Un encuentro personal con Jesús

El sacramento de la confesión no es simplemente un trámite. Es un momento profundo de encuentro con Jesús, quien actúa a través del ministerio sacerdotal. En este sacramento, recibimos de forma inmediata la compasión divina, el amor perfecto del Señor que nos abraza con nuestras luces y sombras, con nuestras caídas y limitaciones.

Un renacer espiritual

Toda confesión es una ocasión para reiniciar el camino y vivir en las virtudes católicas y en oracion.(como el rosario).No importa cuántas veces hayamos caído, Dios nunca deja de ofrecernos su perdón. La reconciliación nos libera del peso de nuestras faltas y nos abre el camino para vivir con esperanza y auténtica alegría, confiando en el amor incondicional de Dios Padre.

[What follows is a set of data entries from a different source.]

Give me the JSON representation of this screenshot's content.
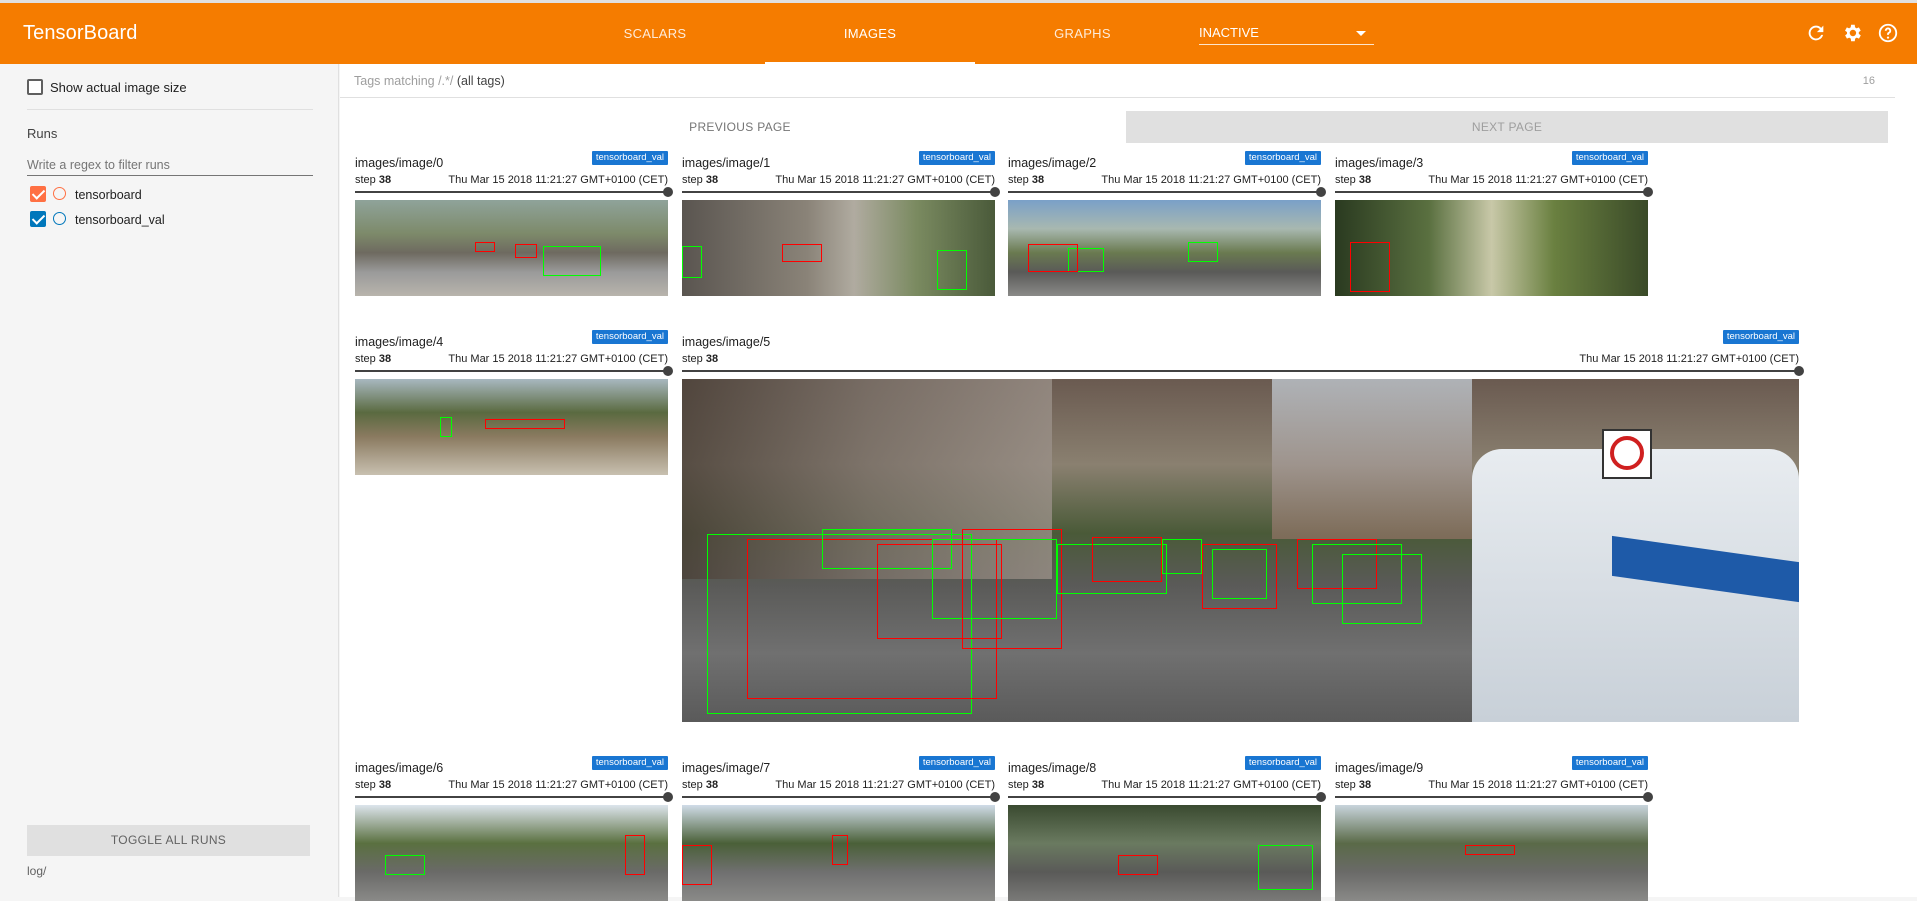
{
  "topbar": {
    "brand": "TensorBoard",
    "tabs": [
      {
        "label": "SCALARS"
      },
      {
        "label": "IMAGES"
      },
      {
        "label": "GRAPHS"
      }
    ],
    "inactive_label": "INACTIVE",
    "icons": [
      "refresh-icon",
      "settings-icon",
      "help-icon"
    ]
  },
  "sidebar": {
    "show_actual_size": "Show actual image size",
    "runs_title": "Runs",
    "regex_placeholder": "Write a regex to filter runs",
    "runs": [
      {
        "name": "tensorboard",
        "color": "#ff7043",
        "checked": true
      },
      {
        "name": "tensorboard_val",
        "color": "#0077bb",
        "checked": true
      }
    ],
    "toggle_all": "TOGGLE ALL RUNS",
    "logdir": "log/"
  },
  "main": {
    "tag_prefix": "Tags matching ",
    "tag_regex": "/.*/",
    "tag_suffix": " (all tags)",
    "tag_count": "16",
    "prev_page": "PREVIOUS PAGE",
    "next_page": "NEXT PAGE",
    "cards": [
      {
        "title": "images/image/0",
        "badge": "tensorboard_val",
        "step_label": "step",
        "step": "38",
        "wall": "Thu Mar 15 2018 11:21:27 GMT+0100 (CET)"
      },
      {
        "title": "images/image/1",
        "badge": "tensorboard_val",
        "step_label": "step",
        "step": "38",
        "wall": "Thu Mar 15 2018 11:21:27 GMT+0100 (CET)"
      },
      {
        "title": "images/image/2",
        "badge": "tensorboard_val",
        "step_label": "step",
        "step": "38",
        "wall": "Thu Mar 15 2018 11:21:27 GMT+0100 (CET)"
      },
      {
        "title": "images/image/3",
        "badge": "tensorboard_val",
        "step_label": "step",
        "step": "38",
        "wall": "Thu Mar 15 2018 11:21:27 GMT+0100 (CET)"
      },
      {
        "title": "images/image/4",
        "badge": "tensorboard_val",
        "step_label": "step",
        "step": "38",
        "wall": "Thu Mar 15 2018 11:21:27 GMT+0100 (CET)"
      },
      {
        "title": "images/image/5",
        "badge": "tensorboard_val",
        "step_label": "step",
        "step": "38",
        "wall": "Thu Mar 15 2018 11:21:27 GMT+0100 (CET)"
      },
      {
        "title": "images/image/6",
        "badge": "tensorboard_val",
        "step_label": "step",
        "step": "38",
        "wall": "Thu Mar 15 2018 11:21:27 GMT+0100 (CET)"
      },
      {
        "title": "images/image/7",
        "badge": "tensorboard_val",
        "step_label": "step",
        "step": "38",
        "wall": "Thu Mar 15 2018 11:21:27 GMT+0100 (CET)"
      },
      {
        "title": "images/image/8",
        "badge": "tensorboard_val",
        "step_label": "step",
        "step": "38",
        "wall": "Thu Mar 15 2018 11:21:27 GMT+0100 (CET)"
      },
      {
        "title": "images/image/9",
        "badge": "tensorboard_val",
        "step_label": "step",
        "step": "38",
        "wall": "Thu Mar 15 2018 11:21:27 GMT+0100 (CET)"
      }
    ],
    "colors": {
      "accent": "#f57c00",
      "badge": "#1976d2",
      "box_red": "#ff0000",
      "box_green": "#00ff00"
    }
  }
}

Preguntas frecuentes sobre la confesión en Castro-Urdiales – Cantabria

¿En qué consiste la confesión?

El sacramento de la penitencia o reconciliación, llamado también confesión, es un sacramento fundado por Cristo con el fin de perdonar las faltas cometidas tras el Bautismo. Es una reunión espiritual con el Señor a través del ministro del sacramento, donde {el penitente confiesa sus pecados y recibe la absolución divina|quien se confiesa entrega sus faltas y recibe el perdón de Dios|el creyente confiesa sus pecados y obtien

El ministro actúa como Cristo mismo, sin ejercer juicio, sino para transmitir la misericordia celestial. La Iglesia ha mantenido esta práctica desde sus orígenes.

Los cuatro pasos:
1) Examen de conciencia: reflexiona sobre tus pecados.
2) Penitencia interior: lamenta sinceramente tus pecados.
3) Propósito de mejora: decide corregir tu conducta.
4) Confesión: confiesa tus errores al sacerdote y recibe la penitencia y el perdón divino.

La Iglesia exige confesarse al menos una vez al año en caso de pecado grave. Sin embargo, se recomienda confesarse regularmente (mensual o cada dos meses) para crecer espiritualmente y mantener una relación cercana con Dios. Es un acto voluntario de amor y no un peso.

No es necesario recordar todos los detalles. Lo principal es la franqueza y el deseo de enmendarse. Si olvidas algún pecado, puedes mencionarlo en la próxima confesión. Dios conoce tu corazón y tu intención de arrepentirte genuinamente.

Sí, absolutamente. El sigilo sacramental es absoluto. El sacerdote está sujeto a la ley divina y eclesiástica para guardar estrictamente el secreto de la confesión. Esto es un derecho fundamental del penitente y una garantía de libertad espiritual.